Masyarakat umum memiliki Hak Azazi untuk mendapatkan Informasi Serta Merta jika ada sesuatu yang mengancam kehidupannya dan ketertiban umum, termasuk dan tidak terbatas pada penyebaran penyakit yang bestatus Wabah, apalagi Endemi, dan lebih lebih lagi jika sudah Pandemi seperti Pandemi Corona. Seluruh informasi yang memungkinkan meningkatnya peluang masyarakat terinvenksi harus diinformasikan kepada masyarakat begitu informasi tersebut diketahui. Itu adalah Hak Azazi masyarakat umum sebagai Informasi Serta Merta. Kalau itu tidak dilakukan maka Hak Azazi masyarakat untuk dilindungi terlanggar. Termasuk dan tidak terbatas jika informasi tersebut adalah informasi data sumber penularan penyakit berupa data pasien positif Corona.

Hak Azazi masyarkat adalah untuk dilindungi dirinya, dilindungi keluarganya, dan dilindungi lingkungannya dengan cara diberitahu informasi mengenai sumber penyakit yang mudah menular tersebut, walaupun informasi itu adalah informasi data anggota masyarakat yang tertular positif Virus Corona sekalipun jika memang anggota masyarakat tersebut tertular Corona.

Ini semata agar masyarakat dapat meningkatkan kewaspadaan, dapat menghindari ketertularan, dapat menjaga agar diri, menjaga agar keluarga, dan menjaga agar lingkungannya tidak terinfeksi virus Corona yang belum ada obatnya tersebut.

Seluruh hal harus dikesampingkan demi melindungi kepentingan masyarakat. Semua norma hukum positif bisa dikesampingkan jika norma hukum positif itu justru memperlambat apalagi sampai menghambat usaha melindungi kepentingan masyarakat untuk mendapatkan perlindungan dari tertular Virua Corona, termasuk dan tidak terbatas pada informasi sumber penyakit yang sangat mudah menular tersebut.
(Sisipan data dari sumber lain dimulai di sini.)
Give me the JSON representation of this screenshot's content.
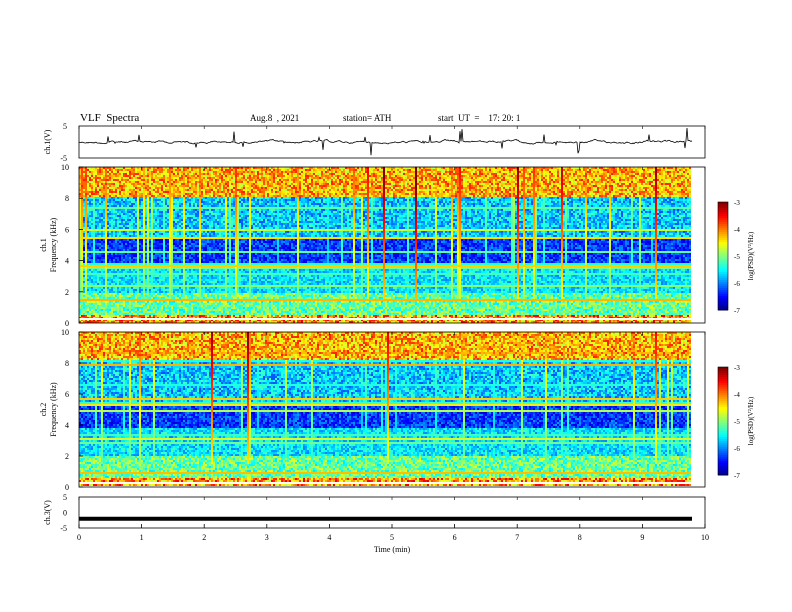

Semua Hak Azazi pribadi tentang informasi data pribadi harus dikesampingkan jika penerapan Hak Azazi pribadi tersebut dapat memperlambat apalagi menghambat penerapan Hak Azazi masyarakat untuk mendapatkan informasi sumber penyakir menular, yaitu dan tidak terbatas informasi data pasien positif Corona sebagai penyakit menular dan menularkan tersebut.

Pada intinya kelompok ini berpendapat, hak masyarakat untuk dilindungi dari ketertularan Virus Corona haruslah di atas segala-galanya dan mengalahkan segala-galanya.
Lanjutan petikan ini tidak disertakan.